My interest is more in the Seven Sparks transitions program because there is a similar program in the small town where I reside. One of the counselors drives a taxi to supplement his income and he is very proud of the work done at his facility.
Seven Sparks invigorates the spirit
Prison transition program teaches people about their native roots
by Julia Pagel
The Seven Sparks program at the Mi’kmaq Native Friendship Centre was founded by Scott Lekas, an educator and program manager at the Friendship Centre,
three years ago.
It is a support network for people transitioning from prison to regular society. Lekas says at the program’s core is, “a reconnection with the (aboriginal) culture.”
People who “got straight” in prison by connecting to their aboriginal roots came to the Friendship Centre looking a prison transition program that incorporated native spirituality.
Lekas received funding from the Aboriginal Corrections Policy Unit, a division of federal public safety, for just under $500,000 a year over five years.
Emmett Peters, a Mi’kmaq elder, is integral to the success of the program, serveing as a mentor and spiritual guide for the Seven Sparks participants.
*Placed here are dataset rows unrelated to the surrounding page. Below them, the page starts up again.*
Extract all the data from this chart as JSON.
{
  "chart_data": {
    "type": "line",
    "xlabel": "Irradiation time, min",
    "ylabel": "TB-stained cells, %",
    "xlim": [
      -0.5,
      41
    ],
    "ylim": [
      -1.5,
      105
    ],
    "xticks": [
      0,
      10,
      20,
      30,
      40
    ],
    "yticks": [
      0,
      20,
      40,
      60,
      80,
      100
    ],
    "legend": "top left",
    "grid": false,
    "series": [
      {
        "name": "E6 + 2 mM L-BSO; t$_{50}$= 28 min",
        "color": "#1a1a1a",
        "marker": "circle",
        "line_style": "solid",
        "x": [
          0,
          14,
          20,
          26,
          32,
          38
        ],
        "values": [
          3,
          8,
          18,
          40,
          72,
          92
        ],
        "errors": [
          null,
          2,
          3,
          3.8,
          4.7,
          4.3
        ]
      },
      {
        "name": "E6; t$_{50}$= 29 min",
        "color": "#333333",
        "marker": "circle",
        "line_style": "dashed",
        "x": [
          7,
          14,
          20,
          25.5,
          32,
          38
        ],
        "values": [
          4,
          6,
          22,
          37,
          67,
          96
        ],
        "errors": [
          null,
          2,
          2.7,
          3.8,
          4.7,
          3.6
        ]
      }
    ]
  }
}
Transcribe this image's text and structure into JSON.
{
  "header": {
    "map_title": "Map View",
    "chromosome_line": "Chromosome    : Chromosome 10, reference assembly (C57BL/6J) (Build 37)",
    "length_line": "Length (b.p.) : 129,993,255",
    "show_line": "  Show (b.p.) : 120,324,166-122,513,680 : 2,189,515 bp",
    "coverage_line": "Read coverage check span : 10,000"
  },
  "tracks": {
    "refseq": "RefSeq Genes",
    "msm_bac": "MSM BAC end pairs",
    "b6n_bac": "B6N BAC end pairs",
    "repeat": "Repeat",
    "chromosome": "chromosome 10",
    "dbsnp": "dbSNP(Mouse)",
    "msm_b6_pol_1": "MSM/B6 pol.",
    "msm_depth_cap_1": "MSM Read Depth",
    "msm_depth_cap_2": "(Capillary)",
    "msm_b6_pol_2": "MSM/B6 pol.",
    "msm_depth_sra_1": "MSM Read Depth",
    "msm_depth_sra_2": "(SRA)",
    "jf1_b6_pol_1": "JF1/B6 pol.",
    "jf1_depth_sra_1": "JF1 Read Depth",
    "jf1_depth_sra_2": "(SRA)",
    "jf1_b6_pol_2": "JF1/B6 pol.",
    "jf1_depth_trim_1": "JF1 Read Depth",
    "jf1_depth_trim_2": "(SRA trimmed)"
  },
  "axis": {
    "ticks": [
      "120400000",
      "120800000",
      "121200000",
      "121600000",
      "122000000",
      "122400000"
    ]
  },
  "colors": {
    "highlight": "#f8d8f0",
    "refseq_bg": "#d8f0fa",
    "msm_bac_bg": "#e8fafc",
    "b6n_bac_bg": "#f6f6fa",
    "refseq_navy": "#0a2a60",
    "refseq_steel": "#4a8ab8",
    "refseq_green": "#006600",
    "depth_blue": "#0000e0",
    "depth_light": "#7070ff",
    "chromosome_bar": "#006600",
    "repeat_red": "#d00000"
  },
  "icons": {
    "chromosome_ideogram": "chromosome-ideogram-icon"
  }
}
Peters used to run sweat lodges in prisons. Now, sweat lodges are the cornerstone of Seven Sparks. It is a place for spiritual cleansing.
Though Peters was never in prison, he has overcome alcoholism. He gained control of his life through connecting to his aboriginal tradition.
Peters went to North Dakota to study with native elders and learn how to, as he puts it, “pray the Indian way.”
“Praying,” he said, “should give you energy, make you happy.” In connecting to the power of his culture, he said he realized he had value for the first time in his life.
Through Seven Sparks, Peters tries to show all who walk through the door they have the power to heal themselves.
The “Red Path” – stay sober, learn humility and treat himself, others and the world around him with respect.
Sun Dance is a sacred aboriginal ceremony, performed by many different aboriginal groups across North America. At the dance people give thanks to the Creator and pray for the well-being of others.